Y claro que los desafíos de la economía aportaron dramatismo con un dólar que avanzó hacia máximos históricos a pesar del ampliado cepo. Las limitadas reservas del Banco Central y la brecha cambiaria se transformaron en la luz de alarma y Alberto decidió empoderar a Guzmán para estabilizar el frente mientras resuelve las discusiones con el Fondo.

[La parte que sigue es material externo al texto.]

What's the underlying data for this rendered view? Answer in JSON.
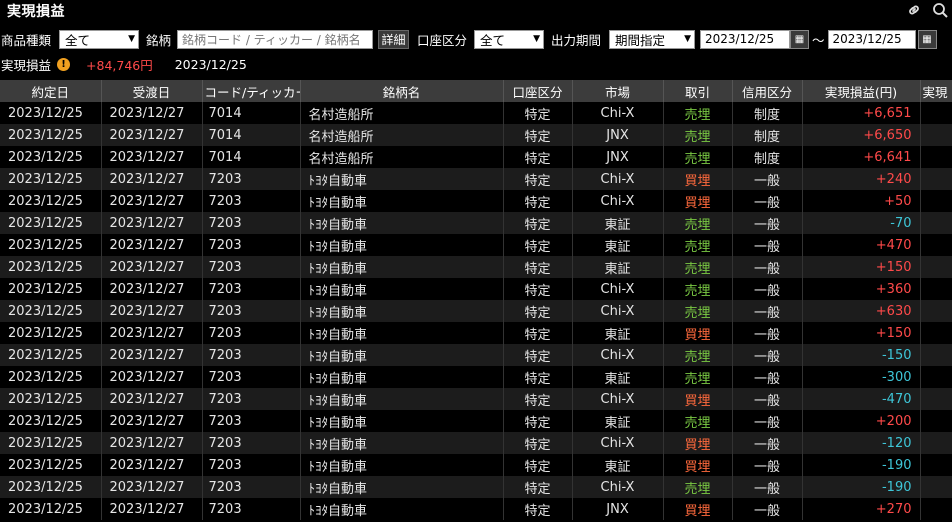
{
  "title": "実現損益",
  "icons": {
    "link": "link-icon",
    "search": "search-icon"
  },
  "filters": {
    "product_label": "商品種類",
    "product_value": "全て",
    "symbol_label": "銘柄",
    "symbol_placeholder": "銘柄コード / ティッカー / 銘柄名",
    "detail_button": "詳細",
    "account_label": "口座区分",
    "account_value": "全て",
    "period_label": "出力期間",
    "period_value": "期間指定",
    "date_from": "2023/12/25",
    "date_separator": "～",
    "date_to": "2023/12/25"
  },
  "summary": {
    "label": "実現損益",
    "value": "+84,746円",
    "date": "2023/12/25"
  },
  "columns": [
    "約定日",
    "受渡日",
    "コード/ティッカー",
    "銘柄名",
    "口座区分",
    "市場",
    "取引",
    "信用区分",
    "実現損益(円)",
    "実現"
  ],
  "rows": [
    [
      "2023/12/25",
      "2023/12/27",
      "7014",
      "名村造船所",
      "特定",
      "Chi-X",
      "売埋",
      "制度",
      "+6,651"
    ],
    [
      "2023/12/25",
      "2023/12/27",
      "7014",
      "名村造船所",
      "特定",
      "JNX",
      "売埋",
      "制度",
      "+6,650"
    ],
    [
      "2023/12/25",
      "2023/12/27",
      "7014",
      "名村造船所",
      "特定",
      "JNX",
      "売埋",
      "制度",
      "+6,641"
    ],
    [
      "2023/12/25",
      "2023/12/27",
      "7203",
      "ﾄﾖﾀ自動車",
      "特定",
      "Chi-X",
      "買埋",
      "一般",
      "+240"
    ],
    [
      "2023/12/25",
      "2023/12/27",
      "7203",
      "ﾄﾖﾀ自動車",
      "特定",
      "Chi-X",
      "買埋",
      "一般",
      "+50"
    ],
    [
      "2023/12/25",
      "2023/12/27",
      "7203",
      "ﾄﾖﾀ自動車",
      "特定",
      "東証",
      "売埋",
      "一般",
      "-70"
    ],
    [
      "2023/12/25",
      "2023/12/27",
      "7203",
      "ﾄﾖﾀ自動車",
      "特定",
      "東証",
      "売埋",
      "一般",
      "+470"
    ],
    [
      "2023/12/25",
      "2023/12/27",
      "7203",
      "ﾄﾖﾀ自動車",
      "特定",
      "東証",
      "売埋",
      "一般",
      "+150"
    ],
    [
      "2023/12/25",
      "2023/12/27",
      "7203",
      "ﾄﾖﾀ自動車",
      "特定",
      "Chi-X",
      "売埋",
      "一般",
      "+360"
    ],
    [
      "2023/12/25",
      "2023/12/27",
      "7203",
      "ﾄﾖﾀ自動車",
      "特定",
      "Chi-X",
      "売埋",
      "一般",
      "+630"
    ],
    [
      "2023/12/25",
      "2023/12/27",
      "7203",
      "ﾄﾖﾀ自動車",
      "特定",
      "東証",
      "買埋",
      "一般",
      "+150"
    ],
    [
      "2023/12/25",
      "2023/12/27",
      "7203",
      "ﾄﾖﾀ自動車",
      "特定",
      "Chi-X",
      "売埋",
      "一般",
      "-150"
    ],
    [
      "2023/12/25",
      "2023/12/27",
      "7203",
      "ﾄﾖﾀ自動車",
      "特定",
      "東証",
      "売埋",
      "一般",
      "-300"
    ],
    [
      "2023/12/25",
      "2023/12/27",
      "7203",
      "ﾄﾖﾀ自動車",
      "特定",
      "Chi-X",
      "買埋",
      "一般",
      "-470"
    ],
    [
      "2023/12/25",
      "2023/12/27",
      "7203",
      "ﾄﾖﾀ自動車",
      "特定",
      "東証",
      "売埋",
      "一般",
      "+200"
    ],
    [
      "2023/12/25",
      "2023/12/27",
      "7203",
      "ﾄﾖﾀ自動車",
      "特定",
      "Chi-X",
      "買埋",
      "一般",
      "-120"
    ],
    [
      "2023/12/25",
      "2023/12/27",
      "7203",
      "ﾄﾖﾀ自動車",
      "特定",
      "東証",
      "買埋",
      "一般",
      "-190"
    ],
    [
      "2023/12/25",
      "2023/12/27",
      "7203",
      "ﾄﾖﾀ自動車",
      "特定",
      "Chi-X",
      "売埋",
      "一般",
      "-190"
    ],
    [
      "2023/12/25",
      "2023/12/27",
      "7203",
      "ﾄﾖﾀ自動車",
      "特定",
      "JNX",
      "買埋",
      "一般",
      "+270"
    ]
  ],
  "colors": {
    "sell": "#7ac943",
    "buy": "#ff6a3d",
    "positive": "#ff4a4a",
    "negative": "#3ec6d8"
  }
}
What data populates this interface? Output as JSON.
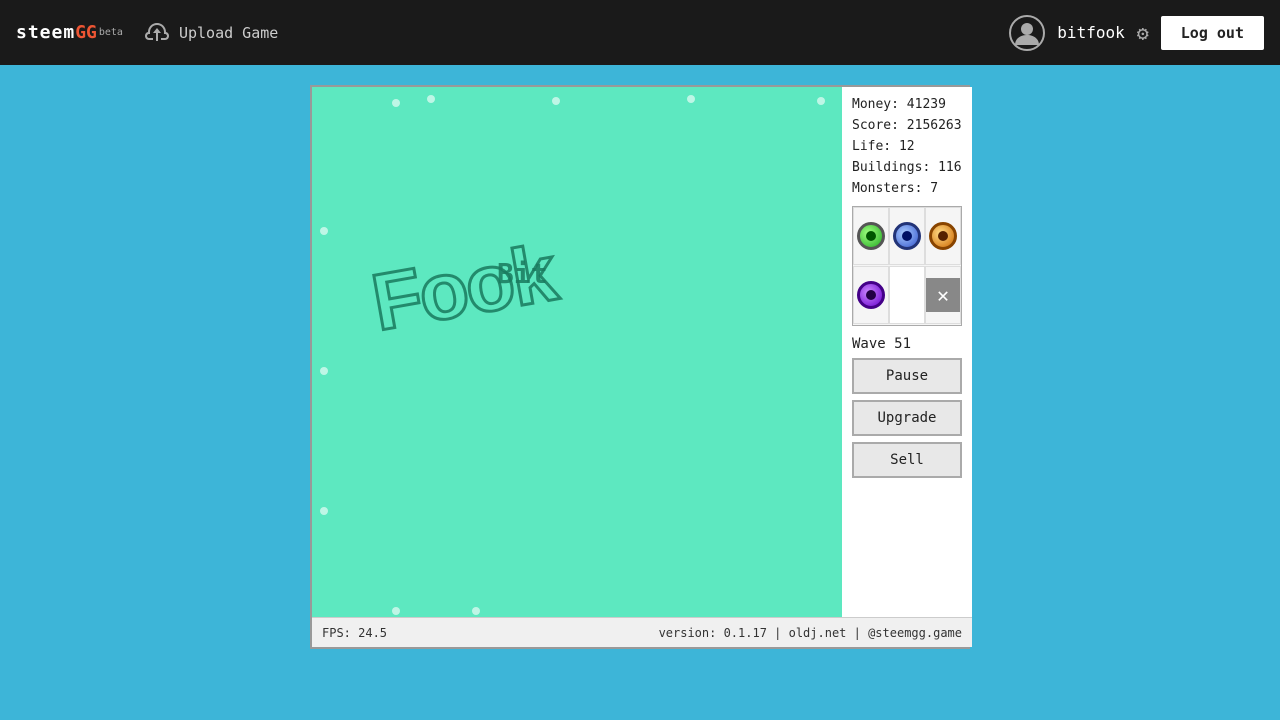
{
  "navbar": {
    "logo": {
      "steem": "steem",
      "gg": "GG",
      "beta": "beta"
    },
    "upload_label": "Upload Game",
    "username": "bitfook",
    "logout_label": "Log out"
  },
  "game": {
    "stats": {
      "money_label": "Money:",
      "money_value": "41239",
      "score_label": "Score:",
      "score_value": "2156263",
      "life_label": "Life:",
      "life_value": "12",
      "buildings_label": "Buildings:",
      "buildings_value": "116",
      "monsters_label": "Monsters:",
      "monsters_value": "7"
    },
    "wave_label": "Wave",
    "wave_number": "51",
    "buttons": {
      "pause": "Pause",
      "upgrade": "Upgrade",
      "sell": "Sell"
    },
    "title_text": "Fook",
    "bit_text": "Bit"
  },
  "statusbar": {
    "fps": "FPS: 24.5",
    "version": "version: 0.1.17 | oldj.net | @steemgg.game"
  }
}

Fernández volvió a ser el Fernández que le habla a su base de sustentación electoral, el kirchnerismo de Cristina Kirchner, y la cercanía con las elecciones de medio término hizo que recurra a la lógica de la confrontación y de la construcción de un rival, rol que en esta oportunidad parece tocarle a Rodríguez Larreta.
En el nuevo escenario, Fernández y Larreta comparten el dilema de jugar con votos que no construyeron y el drama de tener que pagar los costos de coaliciones multifacéticas. Pero además, en el caso del Presidente, el pasado reciente demostró que correrá con otra desventaja porque desaprovechó una oportunidad propia de los momentos excepcionales, como el que forjó el coronavirus, porque intentó sin éxito construir una narrativa de comunión social para no ser rehén del peso de la grieta.